Un homme arrêté pour avoir prétendument menacé de tuer Vivek Ramaswamy
Publié le 12.12.2023
Un homme du New Hampshire a été arrêté et inculpé pour avoir menacé de tuer le candidat républicain à la présidence, Vivek Ramaswamy.
Tyler Anderson, 30 ans, de Dover, dans le New Hampshire, aurait « répondu à un message texte d’une campagne présidentielle vendredi faisant la promotion d’un rassemblement prévu à 9 heures du matin. Lundi au Roundabout Diner à Portsmouth », rapporte NBC News.
« Bien que les documents d’accusation fédéraux ne nomment pas le candidat menacé, l’événement était celui de Ramaswamy, selon sa campagne », a écrit le média.
L’homme aurait répondu au texte de campagne par un message disant : « Super, une autre occasion pour moi de lui faire sauter la cervelle ! »
Il aurait également dit qu’il « tuerait tous ceux qui y assisteraient ».
Regardez :
Les documents judiciaires indiquent qu’Anderson a admis à la police qu’il avait envoyé les textos et qu’il avait également envoyé des textos menaçants à d’autres campagnes.

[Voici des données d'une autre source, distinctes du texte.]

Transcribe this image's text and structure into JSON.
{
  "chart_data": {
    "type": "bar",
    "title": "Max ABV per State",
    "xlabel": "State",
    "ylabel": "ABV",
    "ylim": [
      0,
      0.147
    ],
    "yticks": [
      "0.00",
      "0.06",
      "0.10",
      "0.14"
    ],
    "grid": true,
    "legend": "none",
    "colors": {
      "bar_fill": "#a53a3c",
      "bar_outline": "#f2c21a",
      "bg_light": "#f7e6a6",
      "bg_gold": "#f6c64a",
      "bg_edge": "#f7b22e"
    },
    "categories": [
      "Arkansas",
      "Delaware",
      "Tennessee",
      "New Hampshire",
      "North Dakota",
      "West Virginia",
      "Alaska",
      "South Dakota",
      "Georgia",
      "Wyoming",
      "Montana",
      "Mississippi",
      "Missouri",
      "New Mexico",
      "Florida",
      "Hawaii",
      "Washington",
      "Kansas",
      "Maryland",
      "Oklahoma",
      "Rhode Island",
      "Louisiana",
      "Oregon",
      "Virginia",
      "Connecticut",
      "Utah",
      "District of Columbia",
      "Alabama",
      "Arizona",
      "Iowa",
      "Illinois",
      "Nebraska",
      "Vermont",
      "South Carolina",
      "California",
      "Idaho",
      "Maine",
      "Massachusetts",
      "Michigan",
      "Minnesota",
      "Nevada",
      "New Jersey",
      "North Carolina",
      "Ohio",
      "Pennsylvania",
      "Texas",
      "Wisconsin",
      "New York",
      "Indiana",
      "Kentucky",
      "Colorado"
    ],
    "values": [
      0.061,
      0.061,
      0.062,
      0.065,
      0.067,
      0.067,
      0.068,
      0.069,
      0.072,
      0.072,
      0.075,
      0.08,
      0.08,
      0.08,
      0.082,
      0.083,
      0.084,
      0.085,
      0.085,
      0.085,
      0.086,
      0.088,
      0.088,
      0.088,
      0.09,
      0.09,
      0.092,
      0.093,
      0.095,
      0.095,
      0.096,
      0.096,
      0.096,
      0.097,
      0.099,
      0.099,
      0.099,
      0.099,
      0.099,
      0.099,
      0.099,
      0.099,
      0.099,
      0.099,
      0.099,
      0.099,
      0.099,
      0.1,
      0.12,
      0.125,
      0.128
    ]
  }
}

La campagne a immédiatement alerté les forces de l’ordre après avoir reçu la menace en réponse au message texte automatisé. L’équipe de campagne de Ramaswamy n’a pas rendu publique la menace pour empêcher les actes d’imitation, a déclaré une source proche de la situation à NBC News, mais elle ne savait pas que le FBI publierait une déclaration avant que le communiqué de presse ne soit publié.

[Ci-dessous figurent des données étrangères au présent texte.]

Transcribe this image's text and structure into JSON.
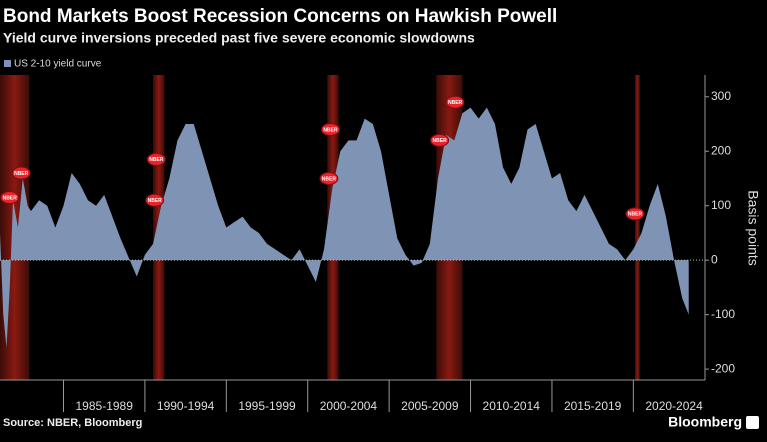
{
  "chart_data": {
    "type": "area",
    "title": "Bond Markets Boost Recession Concerns on Hawkish Powell",
    "subtitle": "Yield curve inversions preceded past five severe economic slowdowns",
    "y_label": "Basis points",
    "source": "Source: NBER, Bloomberg",
    "brand": "Bloomberg",
    "categories": [
      "1985-1989",
      "1990-1994",
      "1995-1999",
      "2000-2004",
      "2005-2009",
      "2010-2014",
      "2015-2019",
      "2020-2024"
    ],
    "xticks": [
      1985,
      1990,
      1995,
      2000,
      2005,
      2010,
      2015,
      2020
    ],
    "xlim": [
      1981.1,
      2024.4
    ],
    "ylim": [
      -220,
      340
    ],
    "yticks": [
      -200,
      -100,
      0,
      100,
      200,
      300
    ],
    "y_axis_side": "right",
    "series": [
      {
        "name": "US 2-10 yield curve",
        "color": "#7f93b4",
        "x": [
          1981.1,
          1981.3,
          1981.5,
          1981.7,
          1981.9,
          1982.2,
          1982.5,
          1982.8,
          1983.0,
          1983.5,
          1984.0,
          1984.5,
          1985.0,
          1985.5,
          1986.0,
          1986.5,
          1987.0,
          1987.5,
          1988.0,
          1988.5,
          1989.0,
          1989.5,
          1990.0,
          1990.5,
          1991.0,
          1991.5,
          1992.0,
          1992.5,
          1993.0,
          1993.5,
          1994.0,
          1994.5,
          1995.0,
          1995.5,
          1996.0,
          1996.5,
          1997.0,
          1997.5,
          1998.0,
          1998.5,
          1999.0,
          1999.5,
          2000.0,
          2000.5,
          2001.0,
          2001.5,
          2002.0,
          2002.5,
          2003.0,
          2003.5,
          2004.0,
          2004.5,
          2005.0,
          2005.5,
          2006.0,
          2006.5,
          2007.0,
          2007.5,
          2008.0,
          2008.5,
          2009.0,
          2009.5,
          2010.0,
          2010.5,
          2011.0,
          2011.5,
          2012.0,
          2012.5,
          2013.0,
          2013.5,
          2014.0,
          2014.5,
          2015.0,
          2015.5,
          2016.0,
          2016.5,
          2017.0,
          2017.5,
          2018.0,
          2018.5,
          2019.0,
          2019.5,
          2020.0,
          2020.5,
          2021.0,
          2021.5,
          2022.0,
          2022.5,
          2023.0,
          2023.4
        ],
        "values": [
          50,
          -100,
          -160,
          -50,
          110,
          60,
          150,
          100,
          90,
          110,
          100,
          60,
          100,
          160,
          140,
          110,
          100,
          120,
          80,
          40,
          5,
          -30,
          10,
          30,
          100,
          150,
          220,
          250,
          250,
          200,
          150,
          100,
          60,
          70,
          80,
          60,
          50,
          30,
          20,
          10,
          0,
          20,
          -10,
          -40,
          20,
          130,
          200,
          220,
          220,
          260,
          250,
          200,
          120,
          40,
          10,
          -10,
          -5,
          30,
          150,
          230,
          220,
          270,
          280,
          260,
          280,
          250,
          170,
          140,
          170,
          240,
          250,
          200,
          150,
          160,
          110,
          90,
          120,
          90,
          60,
          30,
          20,
          0,
          20,
          50,
          100,
          140,
          80,
          0,
          -70,
          -100
        ]
      }
    ],
    "recessions": [
      [
        1981.1,
        1982.9
      ],
      [
        1990.5,
        1991.2
      ],
      [
        2001.2,
        2001.9
      ],
      [
        2007.9,
        2009.5
      ],
      [
        2020.1,
        2020.4
      ]
    ],
    "annotations": [
      {
        "x": 1981.7,
        "y": 115,
        "label": "NBER"
      },
      {
        "x": 1982.4,
        "y": 160,
        "label": "NBER"
      },
      {
        "x": 1990.6,
        "y": 110,
        "label": "NBER"
      },
      {
        "x": 1990.7,
        "y": 185,
        "label": "NBER"
      },
      {
        "x": 2001.3,
        "y": 150,
        "label": "NBER"
      },
      {
        "x": 2001.4,
        "y": 240,
        "label": "NBER"
      },
      {
        "x": 2008.1,
        "y": 220,
        "label": "NBER"
      },
      {
        "x": 2009.05,
        "y": 290,
        "label": "NBER"
      },
      {
        "x": 2020.1,
        "y": 85,
        "label": "NBER"
      }
    ]
  }
}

« Nous sommes reconnaissants aux forces de l’ordre pour leur rapidité et leur professionnalisme dans le traitement de cette affaire et prions pour la sécurité de tous les Américains », a déclaré l’équipe de campagne de Ramaswamy à NBC News dans un communiqué.
Les documents judiciaires révèlent qu’Anderson a eu plusieurs interactions avec le département de police de Douvres au cours des dernières années, mais ne révèlent pas de détails.

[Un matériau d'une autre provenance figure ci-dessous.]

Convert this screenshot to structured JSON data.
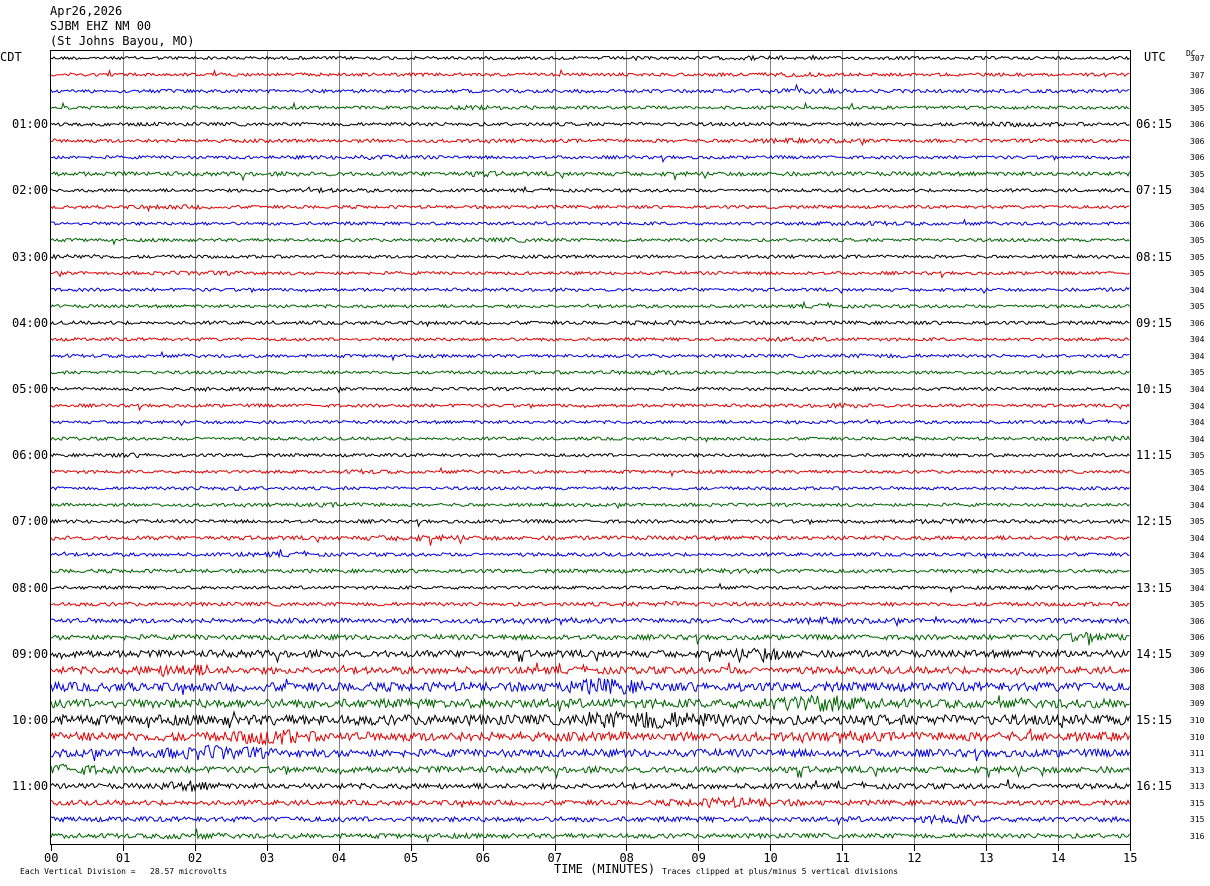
{
  "header": {
    "date": "Apr26,2026",
    "station": "SJBM EHZ NM 00",
    "location": "(St Johns Bayou, MO)"
  },
  "labels": {
    "left_timezone": "CDT",
    "right_timezone": "UTC",
    "dc_label": "DC"
  },
  "chart_data": {
    "type": "line",
    "title": "",
    "xlabel": "TIME (MINUTES)",
    "xlim": [
      0,
      15
    ],
    "x_ticks": [
      "00",
      "01",
      "02",
      "03",
      "04",
      "05",
      "06",
      "07",
      "08",
      "09",
      "10",
      "11",
      "12",
      "13",
      "14",
      "15"
    ],
    "rows_per_hour": 4,
    "left_hour_labels": [
      "01:00",
      "02:00",
      "03:00",
      "04:00",
      "05:00",
      "06:00",
      "07:00",
      "08:00",
      "09:00",
      "10:00",
      "11:00"
    ],
    "right_hour_labels": [
      "06:15",
      "07:15",
      "08:15",
      "09:15",
      "10:15",
      "11:15",
      "12:15",
      "13:15",
      "14:15",
      "15:15",
      "16:15"
    ],
    "trace_colors": [
      "#000000",
      "#e00000",
      "#0000e0",
      "#006400"
    ],
    "dc_values": [
      "307",
      "307",
      "306",
      "305",
      "306",
      "306",
      "306",
      "305",
      "304",
      "305",
      "306",
      "305",
      "305",
      "305",
      "304",
      "305",
      "306",
      "304",
      "304",
      "305",
      "304",
      "304",
      "304",
      "304",
      "305",
      "305",
      "304",
      "304",
      "305",
      "304",
      "304",
      "305",
      "304",
      "305",
      "306",
      "306",
      "309",
      "306",
      "308",
      "309",
      "310",
      "310",
      "311",
      "313",
      "313",
      "315",
      "315",
      "316"
    ],
    "amplitude_levels": [
      1,
      1,
      1.1,
      1,
      1.1,
      1.1,
      1,
      1.3,
      1,
      1,
      1,
      1,
      1,
      1,
      1,
      1,
      1.1,
      1,
      1,
      1,
      1,
      1,
      1,
      1,
      1,
      1,
      1,
      1,
      1.1,
      1.3,
      1.1,
      1.2,
      1,
      1.2,
      1.5,
      1.6,
      2.2,
      2.2,
      2.8,
      2.8,
      3.2,
      2.8,
      2.4,
      2,
      1.7,
      1.6,
      1.6,
      1.5
    ],
    "scale_note": "Each Vertical Division =   28.57 microvolts",
    "clip_note": "Traces clipped at plus/minus 5 vertical divisions"
  },
  "colors": {
    "grid": "#808080",
    "frame": "#000000"
  }
}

Anderson comparaîtra devant le tribunal fédéral de Concord, dans le New Hampshire, lundi après-midi. Les chefs d’accusation qui pèsent contre lui pourraient lui valoir une peine d’emprisonnement pouvant aller jusqu’à cinq ans. Il pourrait également faire face à une période de liberté surveillée pouvant aller jusqu’à trois ans et à une amende maximale de 250 000 $.
CNN a ajouté :
Lors d’une interview avec les forces de l’ordre après son arrestation, Anderson aurait déclaré qu’il avait envoyé des SMS menaçants similaires à plusieurs autres campagnes. Un agent du FBI a trouvé de tels messages sur le téléphone d’Anderson, selon des documents judiciaires, y compris un message datant de deux jours plus tôt où Anderson répondait à une invitation à un événement de campagne : « Merci, je vous verrai là-bas. J’espère que vous avez l’endurance nécessaire pour une fusillade de masse !
Le deuxième candidat n’est pas non plus nommé dans les documents judiciaires.